Bees can fly between three to five miles in search of plant life, but Taylor said they are lazy and prefer the closest source of food. This time of year, dandelions are the only plants in bloom. There will be cherry and apple trees and then wildflowers later, but he said the majority of Wyoming honey is produced from alfalfa.

"As the summer progresses, I'll add supers. Honey supers," Taylor said. "Stack them as high as the bees will add honey to them."

A super is a box of wooden frames placed above two deep hive boxes. The bees collect nectar and convert it into honey, which they store in wax combs on the frames. The supers are then removed to collect honey, and the combs in the boxes below are left to the brood.

An empty frame may only weigh a pound, but a full one can weigh between eight and 10 pounds. Taylor said he harvests honey in mid-summer.

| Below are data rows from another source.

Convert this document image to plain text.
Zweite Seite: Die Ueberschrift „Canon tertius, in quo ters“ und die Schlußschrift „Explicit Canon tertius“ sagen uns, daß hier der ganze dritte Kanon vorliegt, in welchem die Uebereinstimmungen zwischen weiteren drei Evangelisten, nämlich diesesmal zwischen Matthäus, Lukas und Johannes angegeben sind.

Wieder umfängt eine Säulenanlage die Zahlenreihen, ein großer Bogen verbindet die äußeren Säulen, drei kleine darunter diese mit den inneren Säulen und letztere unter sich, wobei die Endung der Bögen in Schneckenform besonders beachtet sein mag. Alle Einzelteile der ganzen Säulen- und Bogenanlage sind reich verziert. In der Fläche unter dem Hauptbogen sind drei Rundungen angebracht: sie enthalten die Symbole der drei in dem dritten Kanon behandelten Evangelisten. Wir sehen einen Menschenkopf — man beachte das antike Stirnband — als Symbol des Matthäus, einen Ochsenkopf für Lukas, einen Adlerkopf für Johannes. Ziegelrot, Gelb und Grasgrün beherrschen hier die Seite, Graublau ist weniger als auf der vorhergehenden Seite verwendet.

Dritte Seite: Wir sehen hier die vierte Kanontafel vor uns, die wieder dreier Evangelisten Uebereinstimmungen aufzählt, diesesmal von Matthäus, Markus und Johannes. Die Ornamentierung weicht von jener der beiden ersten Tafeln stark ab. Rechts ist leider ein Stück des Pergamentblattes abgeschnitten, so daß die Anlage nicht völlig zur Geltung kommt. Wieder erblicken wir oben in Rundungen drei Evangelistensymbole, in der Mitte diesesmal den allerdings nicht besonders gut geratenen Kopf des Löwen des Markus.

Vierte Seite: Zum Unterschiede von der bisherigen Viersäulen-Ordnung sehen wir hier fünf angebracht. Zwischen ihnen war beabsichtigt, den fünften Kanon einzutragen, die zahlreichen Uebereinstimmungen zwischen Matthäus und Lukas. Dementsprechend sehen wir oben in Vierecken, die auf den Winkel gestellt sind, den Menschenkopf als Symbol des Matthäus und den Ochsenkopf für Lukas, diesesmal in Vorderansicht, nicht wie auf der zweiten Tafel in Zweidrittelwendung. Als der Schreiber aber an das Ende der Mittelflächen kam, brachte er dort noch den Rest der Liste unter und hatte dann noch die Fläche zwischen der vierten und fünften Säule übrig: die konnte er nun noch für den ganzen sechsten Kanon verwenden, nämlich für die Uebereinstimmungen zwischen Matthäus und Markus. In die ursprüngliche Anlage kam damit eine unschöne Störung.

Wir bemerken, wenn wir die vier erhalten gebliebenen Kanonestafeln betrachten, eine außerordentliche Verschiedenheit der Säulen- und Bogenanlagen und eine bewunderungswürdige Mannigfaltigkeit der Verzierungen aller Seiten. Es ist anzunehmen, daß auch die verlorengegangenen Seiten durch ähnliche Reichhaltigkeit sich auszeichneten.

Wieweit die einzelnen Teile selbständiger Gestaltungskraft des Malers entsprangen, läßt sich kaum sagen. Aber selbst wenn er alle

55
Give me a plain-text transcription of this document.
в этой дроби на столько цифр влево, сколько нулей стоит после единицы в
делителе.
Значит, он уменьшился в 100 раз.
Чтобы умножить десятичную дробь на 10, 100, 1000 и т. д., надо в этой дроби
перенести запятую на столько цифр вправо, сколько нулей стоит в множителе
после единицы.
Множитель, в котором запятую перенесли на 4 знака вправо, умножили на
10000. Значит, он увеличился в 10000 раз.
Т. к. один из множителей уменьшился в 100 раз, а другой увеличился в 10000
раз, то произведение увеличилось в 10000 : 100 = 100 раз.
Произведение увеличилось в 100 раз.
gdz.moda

"If you're lucky," he said. "Some years you make nothing. Some years you make a lot."

Bee bodies are built for pollination. When they fly, Taylor said they create friction that allows pollen to stick to the hairs on their legs. They pack the pollen into egg chambers to feed larvae with what's known as "bee bread."

Growers across the country seek these adept pollinators, and Taylor sends his Oregon bees to almond and berry farmers. Almonds depend solely on honey bees for pollination, and bee pollination directly or indirectly produces one out of every three bites of food, according to the U.S. Department of Agriculture.

For love of nature

The bees fly about the hives aimlessly, in a sort of circular way. Like planes looking to land. And sometimes they do – on a sleeve or pant leg.

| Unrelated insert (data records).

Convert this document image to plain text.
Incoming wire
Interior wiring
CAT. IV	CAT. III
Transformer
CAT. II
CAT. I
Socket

"You're going to get stung," Taylor said.

He's felt their stings hundreds of times and said there's no secret to avoiding the occupational hazard. There are basic precautions, such as opening the hives from the back, wearing protective gear and avoiding black – the color of bees' natural predators. But Taylor said most unfriendly encounters are the result of rushing or carelessness.

Dealing with bee hives one night, when the insects crawl instead of fly, Taylor forgot to put Velcro straps around his ankles to close off the pant openings.

"They went all up my pants leg," he said. "That wasn't good, but you just got to keep working through it."

He was first drawn to the practice after visiting a friend's hives in Oregon. Getting started was fairly easy because of his beekeeping connections, but it took work to build the boxes, pallets and other hive parts.

Taylor said it's an expensive venture that isn't for everybody, but the more he learned, the more his interest grew. If the city of Casper approves beekeeping in city limits, as the City Council is considering, he said it could only improve the ecosystem.

"It just takes a love of, maybe nature, everything," he said. "Because you're not just looking at bees."

Many assert that bees are the first indicator of the overall health of the environment, and Taylor agrees. Because the insects leave their hives to collect pollen, they bring everything in from the outside, both good and bad.

"When you're a beekeeper, you see every bloom out there," Taylor said. "You're always thinking, 'Oh, my bees would love to be on that.' And so maybe you become more aware of a lot of things."